Medyada 2. Cumhuriyet > 10 yıl önce Ertuğrul Özkök

10 yıl önce Ertuğrul Özkök

Televizyonun ikinci kanalında, yarın akşam yayınlanacak ”Çizgi Ötesi” adlı programda ilginç bir tartışma gündeme geliyor. Programın bu bölümünün kaydı bugün yapılıyor. Bu programda tanınmış iki gazeteci Mehmet Altan ve Uğur Mumcu, son günlerde toplumun gündemine giren “İkinci Cumhuriyet” konusunu tartışacaklar.

Geçen yıl ortaya atıldığı günlerde çoğu aydın tarafından fantezi olarak nitelenen “İkinci Cumhuriyet” kavramı, bugün CHP’nin açılması tartışmalarının eksenlerinden biri haline geliyor.
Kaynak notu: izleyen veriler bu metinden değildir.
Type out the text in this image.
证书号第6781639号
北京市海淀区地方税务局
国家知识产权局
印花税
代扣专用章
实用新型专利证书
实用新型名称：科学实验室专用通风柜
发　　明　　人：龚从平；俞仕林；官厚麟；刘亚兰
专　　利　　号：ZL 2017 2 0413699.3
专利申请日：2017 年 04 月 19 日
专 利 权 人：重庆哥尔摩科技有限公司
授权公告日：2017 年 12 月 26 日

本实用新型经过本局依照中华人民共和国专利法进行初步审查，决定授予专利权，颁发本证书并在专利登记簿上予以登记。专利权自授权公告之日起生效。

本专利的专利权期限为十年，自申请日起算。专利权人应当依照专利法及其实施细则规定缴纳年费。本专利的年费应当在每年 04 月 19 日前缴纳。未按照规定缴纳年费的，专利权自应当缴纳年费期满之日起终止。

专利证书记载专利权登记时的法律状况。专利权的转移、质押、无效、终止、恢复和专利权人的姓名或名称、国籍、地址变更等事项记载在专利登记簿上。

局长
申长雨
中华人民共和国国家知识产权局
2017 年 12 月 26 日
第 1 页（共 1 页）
Reha Muhtar’ın hazırladığı televizyon programında, bu konunun iki farklı kutbunda bulunan iki tanınmış gazeteci konuyu tartışacak. Bunun ilginç olacağına şimdiden eminim

Mehmet Altan bu konuyu ortaya atan aydınlardan birisi. Uğur mumcu ise böyle bir kavrama karşı çıkanlardan. İkisi de kendi kulvarında önde gelen gazetecilerden Mehmet Altan ailesinin öteki üyeleri gibi yeni kavramları, yeni tezleri tedavüle sokmada son derece becerikli bir insan.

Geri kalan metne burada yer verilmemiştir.